Cisplatin, gemcitabine

My chemotherapy runs as a set of six three-week cycles. Day 1 is spent in the oncology out-patients ward, hooked up to an IV drip from around 9AM to near 6PM. This starts with anti-sickness drugs and some steroids, then some saline through the IV, and then some big chemo guns: gemcitabine and cisplatin. Finally, more saline to flush everything through.

This adds up to a lot of fluid, so I have to go to the bathroom every 20 or 30 minutes throughout the day.

The steroids in the morning help buffer me for the day of the chemo, and I get another three days’ worth to help cushion me afterwards. The couple of days after that, though, are tough: the effects are like a body hangover that lasts for most of a week – wearing off (more or less) just in time for the second session: day 8, a half-day repeat of day 1 without the cisplatin.

The week after that is day 15, and nothing happens until the three-week cycle starts again.

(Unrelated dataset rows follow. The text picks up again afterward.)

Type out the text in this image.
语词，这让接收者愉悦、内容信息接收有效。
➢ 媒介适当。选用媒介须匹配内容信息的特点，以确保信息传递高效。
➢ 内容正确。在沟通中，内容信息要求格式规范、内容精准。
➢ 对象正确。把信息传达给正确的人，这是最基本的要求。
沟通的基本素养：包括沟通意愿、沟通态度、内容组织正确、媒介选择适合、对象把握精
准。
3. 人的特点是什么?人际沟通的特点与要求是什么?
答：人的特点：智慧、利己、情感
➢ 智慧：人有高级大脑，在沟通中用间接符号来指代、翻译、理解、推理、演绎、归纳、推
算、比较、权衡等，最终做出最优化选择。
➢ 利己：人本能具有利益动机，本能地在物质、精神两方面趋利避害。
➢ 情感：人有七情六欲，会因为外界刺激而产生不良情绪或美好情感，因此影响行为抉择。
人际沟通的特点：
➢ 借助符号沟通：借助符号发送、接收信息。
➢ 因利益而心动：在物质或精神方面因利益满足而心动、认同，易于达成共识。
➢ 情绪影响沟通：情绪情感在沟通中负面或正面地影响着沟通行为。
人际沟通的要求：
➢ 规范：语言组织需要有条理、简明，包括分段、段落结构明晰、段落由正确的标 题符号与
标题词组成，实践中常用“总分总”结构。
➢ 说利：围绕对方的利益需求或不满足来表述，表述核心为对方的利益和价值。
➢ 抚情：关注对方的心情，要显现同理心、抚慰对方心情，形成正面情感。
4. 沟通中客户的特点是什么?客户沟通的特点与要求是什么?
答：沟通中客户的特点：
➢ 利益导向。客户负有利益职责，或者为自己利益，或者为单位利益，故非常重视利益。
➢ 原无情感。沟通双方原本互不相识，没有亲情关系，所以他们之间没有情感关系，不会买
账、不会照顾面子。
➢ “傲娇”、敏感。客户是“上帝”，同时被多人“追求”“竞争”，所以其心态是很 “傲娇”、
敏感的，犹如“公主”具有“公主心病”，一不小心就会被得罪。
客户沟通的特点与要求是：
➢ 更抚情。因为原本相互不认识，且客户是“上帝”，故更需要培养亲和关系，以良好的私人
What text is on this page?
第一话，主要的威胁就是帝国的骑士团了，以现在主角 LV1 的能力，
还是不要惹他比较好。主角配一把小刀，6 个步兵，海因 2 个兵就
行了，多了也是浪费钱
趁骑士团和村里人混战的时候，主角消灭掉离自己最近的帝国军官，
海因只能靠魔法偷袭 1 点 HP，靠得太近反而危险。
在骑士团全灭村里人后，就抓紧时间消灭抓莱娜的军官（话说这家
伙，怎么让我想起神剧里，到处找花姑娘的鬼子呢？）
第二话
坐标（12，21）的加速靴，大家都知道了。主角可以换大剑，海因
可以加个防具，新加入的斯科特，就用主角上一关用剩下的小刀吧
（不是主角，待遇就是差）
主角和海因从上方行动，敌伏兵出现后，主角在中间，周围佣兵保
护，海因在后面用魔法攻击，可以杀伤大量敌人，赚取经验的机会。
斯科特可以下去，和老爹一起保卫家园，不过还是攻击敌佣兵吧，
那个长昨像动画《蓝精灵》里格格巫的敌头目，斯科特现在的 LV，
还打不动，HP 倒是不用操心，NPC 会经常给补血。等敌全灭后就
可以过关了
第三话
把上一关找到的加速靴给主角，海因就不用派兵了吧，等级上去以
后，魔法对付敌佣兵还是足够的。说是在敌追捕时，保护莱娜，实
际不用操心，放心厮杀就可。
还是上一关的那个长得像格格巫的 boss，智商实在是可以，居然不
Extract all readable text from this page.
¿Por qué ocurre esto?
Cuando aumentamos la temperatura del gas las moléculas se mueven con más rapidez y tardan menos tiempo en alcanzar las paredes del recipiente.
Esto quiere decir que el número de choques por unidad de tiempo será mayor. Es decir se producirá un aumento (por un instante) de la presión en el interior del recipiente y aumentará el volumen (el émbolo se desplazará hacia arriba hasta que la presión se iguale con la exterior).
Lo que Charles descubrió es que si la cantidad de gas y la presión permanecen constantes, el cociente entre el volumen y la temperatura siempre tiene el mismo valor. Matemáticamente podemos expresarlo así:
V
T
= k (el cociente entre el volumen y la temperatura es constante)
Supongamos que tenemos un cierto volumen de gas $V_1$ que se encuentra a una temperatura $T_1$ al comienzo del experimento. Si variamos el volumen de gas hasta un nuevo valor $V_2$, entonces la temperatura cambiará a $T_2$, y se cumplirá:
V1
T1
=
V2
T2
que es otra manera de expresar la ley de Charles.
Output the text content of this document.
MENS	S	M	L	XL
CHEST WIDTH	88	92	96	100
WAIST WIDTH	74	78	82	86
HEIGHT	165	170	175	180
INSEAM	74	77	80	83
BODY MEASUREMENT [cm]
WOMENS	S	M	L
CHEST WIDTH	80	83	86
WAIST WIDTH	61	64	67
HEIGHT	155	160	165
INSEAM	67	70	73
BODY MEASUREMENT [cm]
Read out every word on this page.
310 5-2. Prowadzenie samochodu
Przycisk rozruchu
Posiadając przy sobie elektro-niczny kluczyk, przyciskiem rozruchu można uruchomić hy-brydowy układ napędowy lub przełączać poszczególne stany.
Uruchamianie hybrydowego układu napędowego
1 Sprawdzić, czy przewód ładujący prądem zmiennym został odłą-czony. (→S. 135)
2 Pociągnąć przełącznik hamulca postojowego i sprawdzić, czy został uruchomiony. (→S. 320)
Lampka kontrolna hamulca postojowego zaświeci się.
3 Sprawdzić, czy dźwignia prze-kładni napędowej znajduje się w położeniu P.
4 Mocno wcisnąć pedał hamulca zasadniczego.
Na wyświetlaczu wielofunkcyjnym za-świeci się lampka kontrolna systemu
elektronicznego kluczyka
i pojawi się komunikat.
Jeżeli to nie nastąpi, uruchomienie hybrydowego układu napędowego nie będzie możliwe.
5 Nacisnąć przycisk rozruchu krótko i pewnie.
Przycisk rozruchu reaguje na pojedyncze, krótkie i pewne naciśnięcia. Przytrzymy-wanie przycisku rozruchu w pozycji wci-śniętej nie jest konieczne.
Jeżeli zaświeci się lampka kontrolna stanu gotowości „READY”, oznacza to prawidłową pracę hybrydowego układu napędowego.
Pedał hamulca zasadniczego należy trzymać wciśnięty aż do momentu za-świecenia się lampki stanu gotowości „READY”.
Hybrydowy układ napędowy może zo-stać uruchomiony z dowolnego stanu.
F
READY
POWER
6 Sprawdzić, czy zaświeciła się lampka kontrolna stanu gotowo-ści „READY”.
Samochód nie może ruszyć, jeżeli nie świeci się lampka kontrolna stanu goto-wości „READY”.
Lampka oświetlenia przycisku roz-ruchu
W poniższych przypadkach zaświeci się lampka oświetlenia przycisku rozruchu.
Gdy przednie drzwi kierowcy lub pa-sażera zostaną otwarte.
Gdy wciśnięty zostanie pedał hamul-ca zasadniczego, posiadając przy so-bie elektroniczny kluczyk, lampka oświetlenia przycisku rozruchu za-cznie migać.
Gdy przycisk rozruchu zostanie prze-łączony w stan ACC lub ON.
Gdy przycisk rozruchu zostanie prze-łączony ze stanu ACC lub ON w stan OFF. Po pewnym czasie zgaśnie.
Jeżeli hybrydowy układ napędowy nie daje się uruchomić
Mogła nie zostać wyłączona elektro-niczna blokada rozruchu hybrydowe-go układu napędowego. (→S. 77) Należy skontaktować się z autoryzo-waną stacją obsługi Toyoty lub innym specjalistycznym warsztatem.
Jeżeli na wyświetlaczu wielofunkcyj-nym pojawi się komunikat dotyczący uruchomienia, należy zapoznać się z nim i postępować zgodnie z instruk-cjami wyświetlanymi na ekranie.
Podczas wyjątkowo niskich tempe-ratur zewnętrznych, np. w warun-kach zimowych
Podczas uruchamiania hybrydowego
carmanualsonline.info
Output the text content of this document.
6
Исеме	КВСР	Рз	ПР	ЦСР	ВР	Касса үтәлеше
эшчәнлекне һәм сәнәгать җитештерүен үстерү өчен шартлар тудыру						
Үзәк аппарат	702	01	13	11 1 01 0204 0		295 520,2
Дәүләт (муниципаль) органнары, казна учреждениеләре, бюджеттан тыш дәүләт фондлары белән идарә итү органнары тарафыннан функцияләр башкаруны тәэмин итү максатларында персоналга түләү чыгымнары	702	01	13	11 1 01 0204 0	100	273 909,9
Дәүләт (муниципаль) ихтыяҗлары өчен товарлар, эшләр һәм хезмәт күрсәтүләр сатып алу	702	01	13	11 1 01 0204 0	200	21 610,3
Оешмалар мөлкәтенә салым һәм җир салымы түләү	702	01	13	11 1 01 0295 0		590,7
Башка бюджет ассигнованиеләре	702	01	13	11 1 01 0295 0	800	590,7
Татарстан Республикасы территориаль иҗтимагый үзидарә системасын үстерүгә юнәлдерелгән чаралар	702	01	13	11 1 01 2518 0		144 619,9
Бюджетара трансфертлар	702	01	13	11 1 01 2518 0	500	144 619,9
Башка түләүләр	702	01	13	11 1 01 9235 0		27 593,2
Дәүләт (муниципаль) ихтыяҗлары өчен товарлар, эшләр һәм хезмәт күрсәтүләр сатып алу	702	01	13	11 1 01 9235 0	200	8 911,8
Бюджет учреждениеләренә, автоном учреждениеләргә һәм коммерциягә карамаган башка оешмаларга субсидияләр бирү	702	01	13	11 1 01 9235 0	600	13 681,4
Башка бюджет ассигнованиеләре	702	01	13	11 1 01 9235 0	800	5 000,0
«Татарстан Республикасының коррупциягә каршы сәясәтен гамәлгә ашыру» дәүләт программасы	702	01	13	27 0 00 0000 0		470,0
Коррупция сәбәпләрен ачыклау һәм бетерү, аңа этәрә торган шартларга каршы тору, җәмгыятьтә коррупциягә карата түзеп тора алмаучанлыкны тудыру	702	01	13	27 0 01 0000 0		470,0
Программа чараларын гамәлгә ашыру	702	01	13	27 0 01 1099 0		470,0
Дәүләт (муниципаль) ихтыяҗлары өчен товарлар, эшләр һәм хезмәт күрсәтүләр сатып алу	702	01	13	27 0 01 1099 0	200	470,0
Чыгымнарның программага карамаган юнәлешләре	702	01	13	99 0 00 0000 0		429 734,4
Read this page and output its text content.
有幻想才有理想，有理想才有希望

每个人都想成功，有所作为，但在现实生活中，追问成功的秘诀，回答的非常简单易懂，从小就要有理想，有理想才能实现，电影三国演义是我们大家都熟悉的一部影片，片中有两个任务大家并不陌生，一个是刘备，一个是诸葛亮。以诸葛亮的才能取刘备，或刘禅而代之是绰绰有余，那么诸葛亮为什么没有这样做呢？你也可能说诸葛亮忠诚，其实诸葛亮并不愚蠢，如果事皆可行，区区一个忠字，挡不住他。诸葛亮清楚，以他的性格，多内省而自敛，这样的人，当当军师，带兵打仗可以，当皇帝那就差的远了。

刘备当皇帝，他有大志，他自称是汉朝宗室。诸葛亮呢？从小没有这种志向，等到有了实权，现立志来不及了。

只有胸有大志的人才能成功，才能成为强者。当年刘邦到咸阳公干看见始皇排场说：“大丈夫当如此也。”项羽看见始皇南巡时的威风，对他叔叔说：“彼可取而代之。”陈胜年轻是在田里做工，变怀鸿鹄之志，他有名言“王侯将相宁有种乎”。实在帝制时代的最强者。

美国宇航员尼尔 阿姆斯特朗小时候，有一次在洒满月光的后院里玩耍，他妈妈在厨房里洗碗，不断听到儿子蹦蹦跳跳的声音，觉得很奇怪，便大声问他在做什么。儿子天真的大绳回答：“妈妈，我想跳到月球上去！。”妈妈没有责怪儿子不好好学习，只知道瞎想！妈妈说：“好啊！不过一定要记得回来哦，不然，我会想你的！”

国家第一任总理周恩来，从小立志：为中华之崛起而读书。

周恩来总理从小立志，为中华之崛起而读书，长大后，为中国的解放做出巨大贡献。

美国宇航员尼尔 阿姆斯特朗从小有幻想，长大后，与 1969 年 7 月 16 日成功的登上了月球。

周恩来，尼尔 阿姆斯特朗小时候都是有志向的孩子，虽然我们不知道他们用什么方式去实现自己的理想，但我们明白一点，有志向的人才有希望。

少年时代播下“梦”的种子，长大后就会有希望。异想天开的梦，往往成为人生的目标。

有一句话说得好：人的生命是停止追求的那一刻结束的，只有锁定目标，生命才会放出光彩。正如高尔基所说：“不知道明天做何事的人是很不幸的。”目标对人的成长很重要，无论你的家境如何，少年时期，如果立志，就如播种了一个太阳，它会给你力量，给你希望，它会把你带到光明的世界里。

At the start I felt surprisingly good. The steroids helped of course, but chemotherapy is a cumulative treatment; each cycle is harder to shake off. The first thing I found was that I couldn’t drink any beer; the combination of chemo poison and the alcohol (also poison, technically) was a really bad combination. After four cycles it’s harder to function between sessions, and my immune system is close to non-existent. In the end that caught me out big-time, but not until I’d finished the full set of chemo sessions.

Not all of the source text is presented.